German gov’t approves plan to help state banks offload bad securities; against restructuring

By AP
Wednesday, June 10, 2009

German government approves state bank plan

BERLIN — Germany’s government has approved a plan to take over troubled assets from state-owned banks in exchange for agreements to restructure and merge their operations.

Government spokesman Thomas Steg said Wednesday that Chancellor Angela Merkel’s cabinet had approved a plan to allow the nation’s seven public sector banks to move up to euro600 billion ($846 billion) worth of bad assets off their balance sheets. For their part, the banks have agreed to undergo a thorough restructuring that could include mergers by the end of 2010.

Last month the cabinet approved similar legislation for German banks in the private sector.

The public sector banks, or Landesbanken, are owned by regional governments such as Bavaria and Berlin, which play a key role in Europe’s largest economy by funding local businesses.
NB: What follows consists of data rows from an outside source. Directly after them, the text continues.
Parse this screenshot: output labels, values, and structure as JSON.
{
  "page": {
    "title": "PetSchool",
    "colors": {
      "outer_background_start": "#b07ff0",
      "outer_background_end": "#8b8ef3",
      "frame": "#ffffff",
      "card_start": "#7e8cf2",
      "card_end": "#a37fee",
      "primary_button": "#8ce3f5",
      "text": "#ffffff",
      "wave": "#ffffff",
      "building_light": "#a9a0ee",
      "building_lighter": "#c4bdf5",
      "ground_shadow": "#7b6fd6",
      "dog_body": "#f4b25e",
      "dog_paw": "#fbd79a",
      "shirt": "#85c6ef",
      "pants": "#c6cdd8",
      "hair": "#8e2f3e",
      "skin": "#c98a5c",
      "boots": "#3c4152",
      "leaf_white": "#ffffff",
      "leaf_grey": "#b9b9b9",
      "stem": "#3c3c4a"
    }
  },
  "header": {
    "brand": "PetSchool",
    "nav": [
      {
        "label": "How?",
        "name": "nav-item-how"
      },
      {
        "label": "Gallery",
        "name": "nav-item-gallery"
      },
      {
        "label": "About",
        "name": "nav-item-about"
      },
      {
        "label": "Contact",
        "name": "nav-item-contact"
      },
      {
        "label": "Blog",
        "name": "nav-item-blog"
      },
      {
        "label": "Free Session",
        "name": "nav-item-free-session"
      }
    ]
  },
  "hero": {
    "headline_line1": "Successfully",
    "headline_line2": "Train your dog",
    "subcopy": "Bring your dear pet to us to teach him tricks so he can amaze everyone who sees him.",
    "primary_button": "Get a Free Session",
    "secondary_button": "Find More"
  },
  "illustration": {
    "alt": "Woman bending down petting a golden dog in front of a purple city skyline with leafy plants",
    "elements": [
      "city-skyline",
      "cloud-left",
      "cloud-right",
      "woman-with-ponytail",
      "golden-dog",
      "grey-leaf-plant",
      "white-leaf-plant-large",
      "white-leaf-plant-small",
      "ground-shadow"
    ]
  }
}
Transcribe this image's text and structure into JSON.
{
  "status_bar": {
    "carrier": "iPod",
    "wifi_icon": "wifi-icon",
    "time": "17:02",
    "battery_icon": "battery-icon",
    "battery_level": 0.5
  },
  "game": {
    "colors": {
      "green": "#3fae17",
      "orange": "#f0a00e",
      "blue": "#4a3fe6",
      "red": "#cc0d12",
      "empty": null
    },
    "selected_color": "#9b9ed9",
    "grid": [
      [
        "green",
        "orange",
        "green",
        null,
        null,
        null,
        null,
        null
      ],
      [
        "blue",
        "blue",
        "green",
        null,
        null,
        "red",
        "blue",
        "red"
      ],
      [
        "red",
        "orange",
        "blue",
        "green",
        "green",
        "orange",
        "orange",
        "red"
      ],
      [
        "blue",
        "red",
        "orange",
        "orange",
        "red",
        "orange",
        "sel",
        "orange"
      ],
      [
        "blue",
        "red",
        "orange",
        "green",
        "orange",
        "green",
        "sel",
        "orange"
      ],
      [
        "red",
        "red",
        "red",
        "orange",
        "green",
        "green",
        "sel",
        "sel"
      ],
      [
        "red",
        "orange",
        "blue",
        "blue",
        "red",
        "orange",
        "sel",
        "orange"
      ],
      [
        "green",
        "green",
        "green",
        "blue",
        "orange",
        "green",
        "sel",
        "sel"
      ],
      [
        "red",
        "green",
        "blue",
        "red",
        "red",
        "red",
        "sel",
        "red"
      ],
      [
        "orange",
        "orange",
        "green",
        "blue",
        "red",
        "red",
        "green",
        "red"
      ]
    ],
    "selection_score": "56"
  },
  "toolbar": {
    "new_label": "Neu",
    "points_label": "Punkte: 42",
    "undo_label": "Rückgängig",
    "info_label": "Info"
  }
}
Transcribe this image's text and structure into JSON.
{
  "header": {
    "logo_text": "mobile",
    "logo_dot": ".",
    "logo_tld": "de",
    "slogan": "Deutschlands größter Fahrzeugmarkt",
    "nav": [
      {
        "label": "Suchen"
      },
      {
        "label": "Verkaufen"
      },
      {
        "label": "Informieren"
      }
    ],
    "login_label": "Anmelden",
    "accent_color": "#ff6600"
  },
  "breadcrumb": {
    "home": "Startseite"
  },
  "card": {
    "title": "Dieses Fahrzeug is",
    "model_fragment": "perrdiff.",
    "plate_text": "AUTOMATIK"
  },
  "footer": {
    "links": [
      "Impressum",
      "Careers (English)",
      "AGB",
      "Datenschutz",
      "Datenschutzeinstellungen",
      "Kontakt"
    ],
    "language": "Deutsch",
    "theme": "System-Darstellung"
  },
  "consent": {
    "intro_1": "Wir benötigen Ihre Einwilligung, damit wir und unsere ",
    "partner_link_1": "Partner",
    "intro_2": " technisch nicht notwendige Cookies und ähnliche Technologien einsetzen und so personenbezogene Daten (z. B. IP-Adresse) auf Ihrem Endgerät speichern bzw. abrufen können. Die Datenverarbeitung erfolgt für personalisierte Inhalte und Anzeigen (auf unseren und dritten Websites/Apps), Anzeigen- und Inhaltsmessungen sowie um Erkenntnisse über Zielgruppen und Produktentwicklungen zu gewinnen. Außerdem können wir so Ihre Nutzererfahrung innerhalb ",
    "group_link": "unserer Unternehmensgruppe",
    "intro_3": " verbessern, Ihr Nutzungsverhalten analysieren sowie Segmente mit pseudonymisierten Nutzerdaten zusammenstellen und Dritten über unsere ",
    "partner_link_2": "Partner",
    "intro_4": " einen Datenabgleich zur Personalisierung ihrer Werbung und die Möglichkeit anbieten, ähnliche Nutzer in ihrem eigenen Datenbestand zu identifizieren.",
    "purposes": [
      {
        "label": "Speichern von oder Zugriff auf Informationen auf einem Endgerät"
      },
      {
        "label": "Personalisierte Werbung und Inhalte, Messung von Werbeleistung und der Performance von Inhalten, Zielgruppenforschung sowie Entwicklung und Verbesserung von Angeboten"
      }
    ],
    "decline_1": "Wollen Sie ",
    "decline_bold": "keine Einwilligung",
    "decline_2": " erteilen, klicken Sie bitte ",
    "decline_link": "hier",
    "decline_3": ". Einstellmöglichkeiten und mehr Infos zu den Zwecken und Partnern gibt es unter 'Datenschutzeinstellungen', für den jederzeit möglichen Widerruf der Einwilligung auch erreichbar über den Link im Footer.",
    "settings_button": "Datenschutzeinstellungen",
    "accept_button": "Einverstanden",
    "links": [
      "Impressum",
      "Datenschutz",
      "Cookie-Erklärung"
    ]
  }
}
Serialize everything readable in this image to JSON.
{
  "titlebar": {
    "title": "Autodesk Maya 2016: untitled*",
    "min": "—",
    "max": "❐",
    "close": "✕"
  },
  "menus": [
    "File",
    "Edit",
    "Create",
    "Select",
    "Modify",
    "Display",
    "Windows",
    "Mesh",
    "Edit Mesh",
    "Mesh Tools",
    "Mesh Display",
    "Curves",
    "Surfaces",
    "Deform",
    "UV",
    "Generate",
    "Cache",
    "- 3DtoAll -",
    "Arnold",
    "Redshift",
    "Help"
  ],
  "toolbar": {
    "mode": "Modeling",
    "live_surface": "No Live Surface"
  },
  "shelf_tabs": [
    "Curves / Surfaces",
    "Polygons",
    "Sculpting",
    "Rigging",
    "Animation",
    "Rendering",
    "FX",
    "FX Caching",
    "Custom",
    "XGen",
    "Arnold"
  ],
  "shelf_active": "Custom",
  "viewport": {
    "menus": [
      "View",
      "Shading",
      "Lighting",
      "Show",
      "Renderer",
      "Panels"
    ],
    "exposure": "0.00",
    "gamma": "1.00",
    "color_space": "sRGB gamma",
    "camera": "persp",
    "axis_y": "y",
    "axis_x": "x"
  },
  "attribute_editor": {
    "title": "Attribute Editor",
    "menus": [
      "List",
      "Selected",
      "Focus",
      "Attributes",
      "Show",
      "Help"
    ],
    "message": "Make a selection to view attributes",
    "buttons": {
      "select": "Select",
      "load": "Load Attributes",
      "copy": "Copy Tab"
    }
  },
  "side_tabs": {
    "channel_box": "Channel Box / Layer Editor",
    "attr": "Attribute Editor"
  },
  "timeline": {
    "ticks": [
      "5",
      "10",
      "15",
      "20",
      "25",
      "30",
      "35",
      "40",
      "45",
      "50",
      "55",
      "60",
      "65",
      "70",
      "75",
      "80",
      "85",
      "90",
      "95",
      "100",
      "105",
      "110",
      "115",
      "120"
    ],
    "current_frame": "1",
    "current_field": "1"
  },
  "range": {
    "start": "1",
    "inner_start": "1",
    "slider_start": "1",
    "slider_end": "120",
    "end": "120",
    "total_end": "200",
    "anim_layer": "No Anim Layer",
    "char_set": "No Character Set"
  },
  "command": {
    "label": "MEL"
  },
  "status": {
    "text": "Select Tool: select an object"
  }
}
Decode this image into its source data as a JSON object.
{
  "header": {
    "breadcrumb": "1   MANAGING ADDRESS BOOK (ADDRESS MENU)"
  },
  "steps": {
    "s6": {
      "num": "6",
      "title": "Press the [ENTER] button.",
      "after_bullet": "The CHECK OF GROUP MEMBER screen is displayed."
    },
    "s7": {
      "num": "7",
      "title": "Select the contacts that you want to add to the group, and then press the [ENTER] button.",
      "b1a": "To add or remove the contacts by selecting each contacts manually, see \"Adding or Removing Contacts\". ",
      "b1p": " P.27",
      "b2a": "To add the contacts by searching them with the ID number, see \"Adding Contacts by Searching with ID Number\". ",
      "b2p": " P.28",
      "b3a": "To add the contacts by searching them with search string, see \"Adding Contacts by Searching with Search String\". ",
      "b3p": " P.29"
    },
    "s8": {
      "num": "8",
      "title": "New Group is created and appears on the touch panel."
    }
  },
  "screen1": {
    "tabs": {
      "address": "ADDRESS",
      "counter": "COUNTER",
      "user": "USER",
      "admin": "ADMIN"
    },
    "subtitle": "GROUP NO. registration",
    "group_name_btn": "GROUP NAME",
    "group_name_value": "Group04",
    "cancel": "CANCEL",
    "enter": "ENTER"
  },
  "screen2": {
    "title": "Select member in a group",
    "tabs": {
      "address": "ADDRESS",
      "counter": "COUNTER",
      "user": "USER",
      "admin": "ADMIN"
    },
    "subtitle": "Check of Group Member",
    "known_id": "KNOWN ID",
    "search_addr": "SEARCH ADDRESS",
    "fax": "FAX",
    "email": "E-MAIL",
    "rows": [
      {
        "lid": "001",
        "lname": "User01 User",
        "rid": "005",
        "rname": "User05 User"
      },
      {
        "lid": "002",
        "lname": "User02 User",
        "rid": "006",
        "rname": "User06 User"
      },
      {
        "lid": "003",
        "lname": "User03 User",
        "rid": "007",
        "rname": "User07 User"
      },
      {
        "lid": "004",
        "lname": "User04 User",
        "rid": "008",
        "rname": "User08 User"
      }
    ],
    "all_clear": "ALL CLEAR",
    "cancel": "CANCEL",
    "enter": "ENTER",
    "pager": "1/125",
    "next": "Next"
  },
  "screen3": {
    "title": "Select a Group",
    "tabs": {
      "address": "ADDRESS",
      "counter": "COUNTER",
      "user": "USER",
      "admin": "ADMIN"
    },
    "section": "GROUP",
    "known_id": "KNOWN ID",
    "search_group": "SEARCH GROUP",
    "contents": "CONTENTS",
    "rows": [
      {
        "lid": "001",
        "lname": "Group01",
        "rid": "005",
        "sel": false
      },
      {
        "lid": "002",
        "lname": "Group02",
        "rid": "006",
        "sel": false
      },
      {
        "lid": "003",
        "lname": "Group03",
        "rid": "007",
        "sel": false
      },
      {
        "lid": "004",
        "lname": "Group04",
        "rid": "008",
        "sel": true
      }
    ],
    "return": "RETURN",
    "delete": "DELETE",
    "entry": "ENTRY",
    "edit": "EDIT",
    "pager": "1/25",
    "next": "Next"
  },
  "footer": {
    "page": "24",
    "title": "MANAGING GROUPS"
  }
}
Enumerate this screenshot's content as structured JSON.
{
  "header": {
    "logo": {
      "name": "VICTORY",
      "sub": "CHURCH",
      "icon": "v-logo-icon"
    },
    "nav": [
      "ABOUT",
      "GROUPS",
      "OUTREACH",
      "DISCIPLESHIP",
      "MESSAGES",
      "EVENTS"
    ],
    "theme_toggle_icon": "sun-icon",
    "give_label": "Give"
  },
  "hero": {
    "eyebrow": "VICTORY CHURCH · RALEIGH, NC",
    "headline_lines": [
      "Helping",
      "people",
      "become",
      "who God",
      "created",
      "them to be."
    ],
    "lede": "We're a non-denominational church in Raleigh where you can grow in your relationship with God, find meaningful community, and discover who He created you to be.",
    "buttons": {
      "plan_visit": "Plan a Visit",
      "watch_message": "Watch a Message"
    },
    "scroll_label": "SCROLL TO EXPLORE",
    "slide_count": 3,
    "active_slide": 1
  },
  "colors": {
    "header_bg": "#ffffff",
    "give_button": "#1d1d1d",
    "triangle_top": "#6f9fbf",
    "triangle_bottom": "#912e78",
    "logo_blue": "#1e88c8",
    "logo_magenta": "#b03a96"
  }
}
But big bets on global financial markets and large investments in securitized debt linked to the U.S. subprime housing market saw several of them rack up huge losses that forced the German government to bail them out.

The European Commission — which must clear costly government banking rescues — has ordered these banks to drop high-risk ventures and slim down their operations.

Under the plan, the banks themselves would be responsible for any losses incurred through the restructuring process in an effort to provide the government with as much protection as possible from any risks involved in liability.

Steg said the move would result in a changed system of state-owned banks in Germany within the next two to three years.